TOKYO -- Subaru said it was investigating whether its inspectors may have falsified vehicle mileage readings during final inspections conducted on cars sold in Japan.
Subaru said that while mileage readings did not fall under vehicle safety requirements, it was looking to see whether any possible fabrication could hurt its official mileage readings and if any exported models may have been affected.
This news follows Subaru's revelation in October that uncertified staff had been for decades carrying out final checks on new cars sold in the domestic market. The company this week vowed to improve oversight, but it did not mention any probe into mileage readings at the time.
On Wednesday, Subaru said some inspectors had told external investigators that mileage data had been altered on some sample models tested during the final checking process. It added that it had not confirmed that any such fabrications had taken place.

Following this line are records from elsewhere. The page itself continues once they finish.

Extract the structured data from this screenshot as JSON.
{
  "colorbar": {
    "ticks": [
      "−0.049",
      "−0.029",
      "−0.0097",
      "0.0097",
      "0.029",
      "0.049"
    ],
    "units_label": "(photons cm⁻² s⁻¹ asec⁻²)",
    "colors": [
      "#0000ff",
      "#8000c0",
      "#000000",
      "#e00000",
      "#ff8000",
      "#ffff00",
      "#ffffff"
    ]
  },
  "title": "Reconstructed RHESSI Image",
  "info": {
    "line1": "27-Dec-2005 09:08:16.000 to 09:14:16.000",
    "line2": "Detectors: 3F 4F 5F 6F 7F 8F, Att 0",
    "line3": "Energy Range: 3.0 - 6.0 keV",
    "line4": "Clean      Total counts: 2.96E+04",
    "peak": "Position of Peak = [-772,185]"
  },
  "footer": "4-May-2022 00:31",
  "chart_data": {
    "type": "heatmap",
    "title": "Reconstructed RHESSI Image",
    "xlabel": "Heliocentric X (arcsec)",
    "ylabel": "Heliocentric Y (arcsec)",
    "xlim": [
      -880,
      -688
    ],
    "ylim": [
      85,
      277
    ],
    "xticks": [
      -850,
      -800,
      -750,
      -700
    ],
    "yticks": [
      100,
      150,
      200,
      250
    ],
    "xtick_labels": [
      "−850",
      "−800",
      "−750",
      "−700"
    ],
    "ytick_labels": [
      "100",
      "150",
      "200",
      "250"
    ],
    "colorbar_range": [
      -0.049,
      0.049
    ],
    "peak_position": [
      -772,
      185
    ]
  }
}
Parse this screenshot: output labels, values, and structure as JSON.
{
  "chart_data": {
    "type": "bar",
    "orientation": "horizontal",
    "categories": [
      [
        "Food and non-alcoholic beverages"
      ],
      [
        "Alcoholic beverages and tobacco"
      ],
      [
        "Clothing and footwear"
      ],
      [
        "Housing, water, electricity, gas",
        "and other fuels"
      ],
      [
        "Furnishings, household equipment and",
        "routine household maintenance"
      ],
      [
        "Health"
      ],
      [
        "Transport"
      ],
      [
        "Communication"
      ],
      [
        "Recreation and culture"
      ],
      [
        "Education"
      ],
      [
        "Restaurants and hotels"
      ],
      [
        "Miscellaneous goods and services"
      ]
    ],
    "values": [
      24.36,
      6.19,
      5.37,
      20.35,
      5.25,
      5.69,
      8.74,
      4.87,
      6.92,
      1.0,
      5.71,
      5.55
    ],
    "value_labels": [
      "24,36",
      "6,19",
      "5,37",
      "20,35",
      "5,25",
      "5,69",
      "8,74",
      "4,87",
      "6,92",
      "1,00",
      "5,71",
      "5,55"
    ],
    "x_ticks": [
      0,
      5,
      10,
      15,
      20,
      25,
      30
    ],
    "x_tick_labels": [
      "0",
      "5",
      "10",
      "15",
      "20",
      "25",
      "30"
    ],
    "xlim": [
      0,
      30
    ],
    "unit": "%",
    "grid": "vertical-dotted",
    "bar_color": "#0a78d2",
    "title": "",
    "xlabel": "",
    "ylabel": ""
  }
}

Shares of the automaker fell as much as 8.5 percent to their lowest since July 2016. They were the most heavily traded stock by turnover on the Tokyo Stock Exchange.
Subaru's announcement adds to a slew of scandals that have rocked Japan's manufacturing industry in recent months.
Nissan has also admitted to incorrect final inspection procedures, while Kobe Steel, Mitsubishi Materials and Toray Industries - all key suppliers of products to global manufacturers - have admitted to product data fabrication.
Mitsubishi Materials said last month it had discovered that products with falsified specifications had been sent to more than 300 of its customers.
On Wednesday, Kansai Electric Power said it had used products in important safety equipment at two of its nuclear plants that were supplied by a unit of Mitsubishi with possibly falsified data.